I’m really irritated by this. They have no right to be the same person. They’re so much the same person that Kirsten Dunst went out with Maggie Gyllenhaal’s brother for a while, probably so that she could be closer to Maggie all the time so that they could study each other and become closer and closer to being the exact same person. Who is imitating whom, that’s what I want to know, or are they both collaborators in this bizarre attempt to eliminate all differences between them?

IT’S JUST WEIRD.

And now, here are cats. Look at these pictures and tell me which of these makes you laugh the most. Because one of those pictures made me laugh so hard my whole torso was aching, and I still couldn’t stop laughing, and every time I thought about it, I laughed harder and harder. I suspect it wasn’t as funny as it seemed, so tell me what you think.

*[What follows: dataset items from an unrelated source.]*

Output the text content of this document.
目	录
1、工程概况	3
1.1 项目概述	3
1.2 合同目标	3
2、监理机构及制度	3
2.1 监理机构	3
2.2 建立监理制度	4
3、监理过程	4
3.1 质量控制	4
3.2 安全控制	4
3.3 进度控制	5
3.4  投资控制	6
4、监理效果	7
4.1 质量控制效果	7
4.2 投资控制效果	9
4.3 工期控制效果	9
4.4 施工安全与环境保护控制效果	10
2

Thursday, February 1, 2007

Running the gamut of emotions

So I was just checking out what was going on in the world of letters, and the first thing I espied was that the seventh Harry Potter book (Harry Potter and the Deathly Hallows, please don’t kill Lupin, Ms. Rowling) has been given an official release date of 21 July 2007. Which means I’ll be home to get it! It was way less cool getting the sixth book in England, although that may have been because I was in Croyden at the time, and Croyden is rubbish, than it was getting the fifth one in America. I am totally going to hit up one of those all-night bookstore Harry Potter extravaganzas. God wants me to.

(When the fifth book came out, I kept running into people I knew at Bongs & Noodles, and they were all trying to play it off like they didn’t care about the Harry Potter book and were just killing time until their movie started playing at the cinema next door. Whatever. Embrace it, guys.)

Well, so I got super excited and made a joyous squeak of elation and bounced up and down in my chair for a while, and I was all set for today to be an Official Good Day, and then there was this other thing in the news, which is that Molly Ivins, brilliant liberal Texan columnist, died yesterday.

Molly Ivins was my most favorite columnist ever, and I was sort of hoping she’d live forever (or at least long enough to see a damn Democrat elected back to the Presidency). She was 62, which was way too young. Cancer sucks. I’m even in a Facebook group that says so; and my mother has a pin that says so. Our rubbish newspaper at home is just going to be that much less good now, having been deprived of both Ms. Ivins’s column and the stroppy letters to the editor from angry conservatives. She was a very cool lady.